The Henry Ford Museum, Dearborn, Michigan, USA
They aim to bring their less seen but important collections into view that don’t necessarily have a home in the permanent exhibits.
Some cases have content that rotates 3-4 times per year.
This case displays a variety of art potteries from the late 19th century through the 20th century.
Many young women were encouraged to decorate blank pieces of china until the end of the stylish art pottery era after World War II, when art pottery was viewed as old-fashioned.
This case highlights Henry Ford’s collection of classical violins. He enjoyed fiddling as a young man and took up the practice again later in his life.
By this time, he was able to afford the centuries-old Italian violins seen here.
This case highlights pre-civil war coverlets.
The weavers who created the intricate American expressions took advantage of a Jacquard loom, introduced to America from France in the 1820s.
This case highlights different clothing pieces from their collections.
Rotating throughout the year, pieces are selected around a larger theme to celebrate how “What we Wore” defined, influenced, or represented through American history.
The cases that have been designed and installed at the Henry Ford are on the larger scale. These freestanding units use large glass panels and high bases.

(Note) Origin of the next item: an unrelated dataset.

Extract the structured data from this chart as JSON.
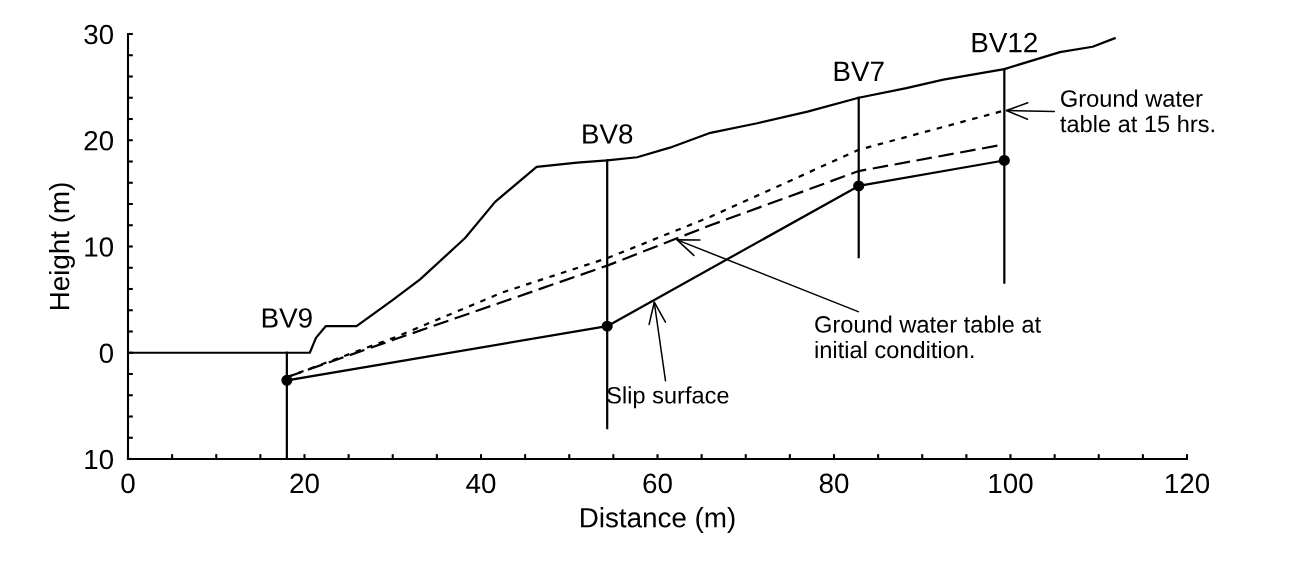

The all-glass models are particularly challenging because the glass panels become structural and must hold an extremely heavy steel top with complete and flexible lighting and cable hanging systems to accommodate their rotating exhibitions.
The use of thicker glass with reinforcements have been the solution to counterbalance the weight of the top structure on the glass panels.
Design alterations and adjustments combined to in-house pre-assembly, testing and security control are also necessary to assure stability and strength in such scenarios.
Flexible cable and lighting systems on tracks are ideal for their changing exhibits.